Жанр: Публицистика: прочее, Публицистика


Возрастные ограничения: +12

сообщить о неприемлемом содержимом

Текущая страница: 9 (всего у книги 48 страниц) [доступный отрывок для чтения: 14 страниц]

Шрифт:
- 100% +
«Люди роста среднего скажут: он усоп…»

30.08.2009

29 АВГУСТА на центральной аллее Новодевичьего пантеона упокоился великий детский поэт Сергей Михалков. Отпевали его в Храме Христа Спасителя, к стенам которого – тем, первозданным – малыша Сережу давным-давно возила гулять няня. Михалков прожил от храма до храма, от России до России и уснул на подступах к собственному столетию. «Ушла эпоха», – в данном случае образ некорректный. Сергей Владимирович родился при Николае II и успел пожелать удачи Дмитрию Медведеву. Тут не одна эпоха, минимум – пять.

Если верно, что человек уходит так, как жил, смерть Сергея Михалкова показательна и красноречива. Он удостоился поистине христианской кончины – тихой, мирной и непостыдной, в Предпразднество Успения Пресвятой Богородицы, на 97-м году, выцедив чашу до последней капли. Это многое объясняет.

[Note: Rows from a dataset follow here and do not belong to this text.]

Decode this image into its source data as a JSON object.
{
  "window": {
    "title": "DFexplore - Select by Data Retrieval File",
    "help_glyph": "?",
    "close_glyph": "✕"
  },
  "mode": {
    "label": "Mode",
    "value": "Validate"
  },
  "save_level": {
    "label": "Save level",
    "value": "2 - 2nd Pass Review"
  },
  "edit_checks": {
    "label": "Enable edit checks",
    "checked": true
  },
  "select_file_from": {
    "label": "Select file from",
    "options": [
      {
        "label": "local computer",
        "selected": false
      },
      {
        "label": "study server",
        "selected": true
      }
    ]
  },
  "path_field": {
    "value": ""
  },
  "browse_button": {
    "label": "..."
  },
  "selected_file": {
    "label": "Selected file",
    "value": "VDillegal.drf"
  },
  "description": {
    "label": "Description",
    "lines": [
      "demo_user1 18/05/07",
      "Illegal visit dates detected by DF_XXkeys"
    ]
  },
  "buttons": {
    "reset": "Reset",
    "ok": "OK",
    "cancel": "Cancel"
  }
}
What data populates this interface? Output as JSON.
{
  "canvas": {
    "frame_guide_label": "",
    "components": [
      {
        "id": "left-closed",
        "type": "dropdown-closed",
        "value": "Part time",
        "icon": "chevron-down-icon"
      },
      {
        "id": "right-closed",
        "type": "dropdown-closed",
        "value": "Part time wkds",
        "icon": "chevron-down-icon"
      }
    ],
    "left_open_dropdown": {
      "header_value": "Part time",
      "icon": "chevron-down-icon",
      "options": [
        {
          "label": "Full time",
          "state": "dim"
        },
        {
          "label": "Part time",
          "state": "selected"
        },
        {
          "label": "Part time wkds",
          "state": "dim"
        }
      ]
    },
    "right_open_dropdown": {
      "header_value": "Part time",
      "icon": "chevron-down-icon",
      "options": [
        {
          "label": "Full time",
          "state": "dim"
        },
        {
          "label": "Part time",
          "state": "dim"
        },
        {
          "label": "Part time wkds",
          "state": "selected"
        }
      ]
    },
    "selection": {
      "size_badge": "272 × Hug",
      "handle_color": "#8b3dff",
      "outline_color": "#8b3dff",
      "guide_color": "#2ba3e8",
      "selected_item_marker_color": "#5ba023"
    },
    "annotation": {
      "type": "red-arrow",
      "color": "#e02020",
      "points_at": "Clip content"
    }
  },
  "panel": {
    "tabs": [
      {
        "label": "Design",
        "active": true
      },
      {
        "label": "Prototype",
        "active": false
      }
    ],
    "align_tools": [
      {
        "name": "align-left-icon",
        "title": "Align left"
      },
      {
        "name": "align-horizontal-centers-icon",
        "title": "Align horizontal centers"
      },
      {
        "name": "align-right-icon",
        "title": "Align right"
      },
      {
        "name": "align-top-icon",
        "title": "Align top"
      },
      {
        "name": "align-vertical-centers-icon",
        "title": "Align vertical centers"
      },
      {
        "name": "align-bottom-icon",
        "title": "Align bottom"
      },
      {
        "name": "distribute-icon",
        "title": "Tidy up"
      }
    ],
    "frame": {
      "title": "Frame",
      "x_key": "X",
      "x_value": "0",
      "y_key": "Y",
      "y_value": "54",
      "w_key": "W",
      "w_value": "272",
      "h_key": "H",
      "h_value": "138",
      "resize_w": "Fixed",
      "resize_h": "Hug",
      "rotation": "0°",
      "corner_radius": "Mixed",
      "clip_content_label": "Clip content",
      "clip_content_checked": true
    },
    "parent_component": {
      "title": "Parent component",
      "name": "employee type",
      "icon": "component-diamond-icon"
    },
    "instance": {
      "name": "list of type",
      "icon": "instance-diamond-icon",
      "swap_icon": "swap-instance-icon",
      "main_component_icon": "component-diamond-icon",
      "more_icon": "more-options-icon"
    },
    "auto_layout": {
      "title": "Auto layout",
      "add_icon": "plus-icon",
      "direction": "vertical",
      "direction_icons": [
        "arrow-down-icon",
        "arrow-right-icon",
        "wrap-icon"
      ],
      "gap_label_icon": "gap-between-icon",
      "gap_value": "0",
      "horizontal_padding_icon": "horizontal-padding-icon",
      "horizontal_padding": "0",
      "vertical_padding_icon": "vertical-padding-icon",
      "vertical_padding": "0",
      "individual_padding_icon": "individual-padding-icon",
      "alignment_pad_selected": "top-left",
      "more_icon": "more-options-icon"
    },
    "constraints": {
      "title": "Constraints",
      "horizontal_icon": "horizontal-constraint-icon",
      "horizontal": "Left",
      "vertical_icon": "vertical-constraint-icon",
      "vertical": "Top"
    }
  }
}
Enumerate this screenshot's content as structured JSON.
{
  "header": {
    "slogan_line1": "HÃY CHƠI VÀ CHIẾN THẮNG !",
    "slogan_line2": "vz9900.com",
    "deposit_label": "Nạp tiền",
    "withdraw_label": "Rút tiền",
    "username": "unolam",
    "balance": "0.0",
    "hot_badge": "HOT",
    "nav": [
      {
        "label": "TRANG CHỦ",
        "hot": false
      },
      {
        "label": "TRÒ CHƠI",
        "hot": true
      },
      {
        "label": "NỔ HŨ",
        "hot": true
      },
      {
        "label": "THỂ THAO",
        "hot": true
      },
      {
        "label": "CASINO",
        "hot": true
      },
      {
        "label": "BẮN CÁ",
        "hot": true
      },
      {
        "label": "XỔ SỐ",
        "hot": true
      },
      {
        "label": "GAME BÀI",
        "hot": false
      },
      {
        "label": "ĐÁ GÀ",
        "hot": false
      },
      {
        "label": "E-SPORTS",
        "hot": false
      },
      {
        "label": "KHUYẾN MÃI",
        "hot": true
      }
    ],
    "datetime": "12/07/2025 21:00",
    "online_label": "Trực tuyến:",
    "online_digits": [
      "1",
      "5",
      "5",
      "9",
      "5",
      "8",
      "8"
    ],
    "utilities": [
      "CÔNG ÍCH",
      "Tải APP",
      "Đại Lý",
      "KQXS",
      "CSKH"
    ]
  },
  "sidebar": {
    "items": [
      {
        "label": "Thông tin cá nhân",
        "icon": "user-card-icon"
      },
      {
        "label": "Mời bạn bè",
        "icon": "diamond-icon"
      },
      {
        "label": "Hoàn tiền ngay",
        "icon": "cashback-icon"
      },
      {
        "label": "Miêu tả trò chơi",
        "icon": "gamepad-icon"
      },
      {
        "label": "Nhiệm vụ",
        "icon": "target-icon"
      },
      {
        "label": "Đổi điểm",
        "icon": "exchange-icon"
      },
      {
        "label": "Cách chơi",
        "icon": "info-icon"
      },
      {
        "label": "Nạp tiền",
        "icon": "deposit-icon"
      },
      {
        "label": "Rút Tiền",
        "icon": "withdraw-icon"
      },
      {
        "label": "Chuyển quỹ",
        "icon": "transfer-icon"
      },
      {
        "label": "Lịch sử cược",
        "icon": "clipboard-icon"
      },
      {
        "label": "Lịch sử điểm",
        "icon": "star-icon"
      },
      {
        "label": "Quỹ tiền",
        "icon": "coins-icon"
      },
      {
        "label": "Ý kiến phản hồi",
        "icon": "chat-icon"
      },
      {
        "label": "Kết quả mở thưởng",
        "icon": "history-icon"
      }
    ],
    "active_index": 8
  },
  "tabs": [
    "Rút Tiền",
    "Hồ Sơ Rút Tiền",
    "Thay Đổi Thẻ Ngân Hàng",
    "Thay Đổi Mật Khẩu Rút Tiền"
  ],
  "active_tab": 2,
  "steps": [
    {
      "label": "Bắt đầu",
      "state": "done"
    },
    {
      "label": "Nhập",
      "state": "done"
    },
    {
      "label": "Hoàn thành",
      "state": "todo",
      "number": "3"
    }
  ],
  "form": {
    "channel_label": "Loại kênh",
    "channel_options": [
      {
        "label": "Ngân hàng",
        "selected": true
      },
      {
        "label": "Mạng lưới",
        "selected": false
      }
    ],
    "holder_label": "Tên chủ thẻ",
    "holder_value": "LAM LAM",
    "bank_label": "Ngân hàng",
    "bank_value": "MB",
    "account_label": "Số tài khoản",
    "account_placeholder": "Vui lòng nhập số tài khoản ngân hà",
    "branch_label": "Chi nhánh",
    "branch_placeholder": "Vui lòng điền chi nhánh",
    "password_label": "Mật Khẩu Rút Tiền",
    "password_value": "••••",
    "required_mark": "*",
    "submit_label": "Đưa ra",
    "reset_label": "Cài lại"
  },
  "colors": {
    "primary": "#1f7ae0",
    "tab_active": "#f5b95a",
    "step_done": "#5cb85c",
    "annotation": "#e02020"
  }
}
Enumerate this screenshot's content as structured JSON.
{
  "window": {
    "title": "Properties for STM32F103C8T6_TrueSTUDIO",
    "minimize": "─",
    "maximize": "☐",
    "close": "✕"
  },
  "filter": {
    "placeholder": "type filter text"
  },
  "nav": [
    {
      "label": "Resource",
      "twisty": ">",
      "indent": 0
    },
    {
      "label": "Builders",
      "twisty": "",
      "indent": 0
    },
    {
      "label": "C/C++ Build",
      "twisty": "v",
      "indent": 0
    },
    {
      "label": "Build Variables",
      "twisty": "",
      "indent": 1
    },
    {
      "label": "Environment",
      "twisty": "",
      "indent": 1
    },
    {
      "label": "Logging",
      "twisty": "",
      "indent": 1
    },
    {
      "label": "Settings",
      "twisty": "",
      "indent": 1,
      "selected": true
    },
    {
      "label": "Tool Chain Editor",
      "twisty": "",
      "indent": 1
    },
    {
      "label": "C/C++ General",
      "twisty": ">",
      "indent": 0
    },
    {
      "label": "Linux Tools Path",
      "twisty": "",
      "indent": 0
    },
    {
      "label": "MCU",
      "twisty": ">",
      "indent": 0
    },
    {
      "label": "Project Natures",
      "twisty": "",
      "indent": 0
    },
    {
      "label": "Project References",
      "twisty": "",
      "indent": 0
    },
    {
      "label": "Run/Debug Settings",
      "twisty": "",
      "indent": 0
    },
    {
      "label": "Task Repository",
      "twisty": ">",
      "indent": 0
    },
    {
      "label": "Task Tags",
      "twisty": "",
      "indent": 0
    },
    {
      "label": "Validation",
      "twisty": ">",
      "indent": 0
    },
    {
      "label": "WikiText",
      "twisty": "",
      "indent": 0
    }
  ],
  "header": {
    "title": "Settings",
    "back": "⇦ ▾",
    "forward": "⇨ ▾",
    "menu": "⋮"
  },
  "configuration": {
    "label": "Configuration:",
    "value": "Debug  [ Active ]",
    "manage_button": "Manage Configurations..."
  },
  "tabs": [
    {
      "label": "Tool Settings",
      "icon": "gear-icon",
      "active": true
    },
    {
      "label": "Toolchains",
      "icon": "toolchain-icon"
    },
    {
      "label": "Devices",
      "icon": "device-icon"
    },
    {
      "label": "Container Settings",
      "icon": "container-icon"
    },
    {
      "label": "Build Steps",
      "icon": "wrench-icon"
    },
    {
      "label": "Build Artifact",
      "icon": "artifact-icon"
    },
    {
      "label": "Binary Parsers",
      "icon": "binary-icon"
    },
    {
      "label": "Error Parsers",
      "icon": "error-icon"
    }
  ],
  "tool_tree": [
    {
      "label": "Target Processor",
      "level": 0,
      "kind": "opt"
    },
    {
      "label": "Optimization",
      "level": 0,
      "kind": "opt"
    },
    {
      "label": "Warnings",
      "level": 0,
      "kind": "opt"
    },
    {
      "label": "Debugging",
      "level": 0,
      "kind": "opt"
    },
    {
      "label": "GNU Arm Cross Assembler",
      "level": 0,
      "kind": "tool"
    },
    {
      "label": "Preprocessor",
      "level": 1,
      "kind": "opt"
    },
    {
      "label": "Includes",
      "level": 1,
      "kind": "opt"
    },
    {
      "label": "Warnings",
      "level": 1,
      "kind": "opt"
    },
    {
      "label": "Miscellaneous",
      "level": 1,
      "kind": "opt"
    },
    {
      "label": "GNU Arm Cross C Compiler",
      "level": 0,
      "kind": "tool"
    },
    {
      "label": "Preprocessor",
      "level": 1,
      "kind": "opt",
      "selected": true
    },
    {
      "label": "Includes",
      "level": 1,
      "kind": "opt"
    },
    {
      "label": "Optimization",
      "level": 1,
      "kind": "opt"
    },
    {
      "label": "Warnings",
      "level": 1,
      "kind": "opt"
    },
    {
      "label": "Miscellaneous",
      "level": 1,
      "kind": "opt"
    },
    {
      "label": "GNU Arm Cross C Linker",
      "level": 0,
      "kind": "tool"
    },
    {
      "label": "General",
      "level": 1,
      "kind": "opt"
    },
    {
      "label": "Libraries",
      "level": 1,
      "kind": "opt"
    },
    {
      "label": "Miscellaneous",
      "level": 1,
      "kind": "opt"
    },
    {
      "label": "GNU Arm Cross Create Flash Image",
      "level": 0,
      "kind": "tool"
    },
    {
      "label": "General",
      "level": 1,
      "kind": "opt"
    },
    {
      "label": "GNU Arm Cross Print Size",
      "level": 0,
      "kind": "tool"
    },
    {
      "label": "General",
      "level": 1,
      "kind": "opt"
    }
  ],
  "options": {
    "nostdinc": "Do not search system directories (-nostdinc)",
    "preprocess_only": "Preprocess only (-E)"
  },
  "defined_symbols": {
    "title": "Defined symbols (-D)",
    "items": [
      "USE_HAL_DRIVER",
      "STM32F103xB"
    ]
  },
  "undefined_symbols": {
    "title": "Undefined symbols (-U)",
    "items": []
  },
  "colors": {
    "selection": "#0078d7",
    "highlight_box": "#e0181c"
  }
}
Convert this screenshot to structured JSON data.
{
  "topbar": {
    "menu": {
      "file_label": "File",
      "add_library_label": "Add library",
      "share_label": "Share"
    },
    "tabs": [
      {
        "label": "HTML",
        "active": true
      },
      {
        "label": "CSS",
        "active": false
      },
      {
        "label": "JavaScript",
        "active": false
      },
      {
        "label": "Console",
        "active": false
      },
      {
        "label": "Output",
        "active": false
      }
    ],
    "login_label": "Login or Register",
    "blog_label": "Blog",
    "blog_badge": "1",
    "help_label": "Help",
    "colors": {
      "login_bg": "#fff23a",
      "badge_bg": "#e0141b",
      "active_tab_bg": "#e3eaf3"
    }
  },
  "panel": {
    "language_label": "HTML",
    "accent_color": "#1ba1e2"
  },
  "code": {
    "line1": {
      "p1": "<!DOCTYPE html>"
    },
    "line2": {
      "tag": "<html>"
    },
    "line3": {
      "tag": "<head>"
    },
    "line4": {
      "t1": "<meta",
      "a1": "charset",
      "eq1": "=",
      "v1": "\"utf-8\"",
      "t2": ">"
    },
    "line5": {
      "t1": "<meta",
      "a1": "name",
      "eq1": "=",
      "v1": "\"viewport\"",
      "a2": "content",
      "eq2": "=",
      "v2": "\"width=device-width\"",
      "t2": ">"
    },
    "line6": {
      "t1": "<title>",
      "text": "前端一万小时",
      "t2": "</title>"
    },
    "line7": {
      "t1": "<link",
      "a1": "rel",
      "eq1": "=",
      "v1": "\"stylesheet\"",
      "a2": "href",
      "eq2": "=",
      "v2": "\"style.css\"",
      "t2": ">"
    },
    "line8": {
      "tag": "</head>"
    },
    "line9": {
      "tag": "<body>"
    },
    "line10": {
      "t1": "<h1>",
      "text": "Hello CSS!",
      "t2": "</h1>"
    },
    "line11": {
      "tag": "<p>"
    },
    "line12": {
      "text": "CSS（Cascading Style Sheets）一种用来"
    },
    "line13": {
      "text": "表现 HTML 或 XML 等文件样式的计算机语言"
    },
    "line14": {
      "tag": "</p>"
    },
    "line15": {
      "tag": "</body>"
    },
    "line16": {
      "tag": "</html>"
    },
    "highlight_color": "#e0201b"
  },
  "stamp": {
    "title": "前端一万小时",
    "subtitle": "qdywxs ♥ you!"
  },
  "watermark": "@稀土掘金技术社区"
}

Правда, в Храме, где патриарха отечественной литературы отпевал патриарх Всея Руси; под липами Новодевичьего – с дымком ладана и гимном, последний раз прозвучавшим в присутствии автора; в храмовой трапезной, когда, поднимаясь из-за поминальных столов, гости твердили удивленно: «Какой светлый был день… Какой красивый был день…» – никому объяснений не требовалось.

Тем же, кто, начиная с 27 августа, изгаляется по адресу Михалкова в блогах либо на страницах «либеральных» изданий, объяснения не помогут. Есть души человеческие, которые суть поле битвы – приобретенного искажения с практически забытой, задавленной нормой. Для таких душ любые аргументы в пользу нормы выглядят враждебными.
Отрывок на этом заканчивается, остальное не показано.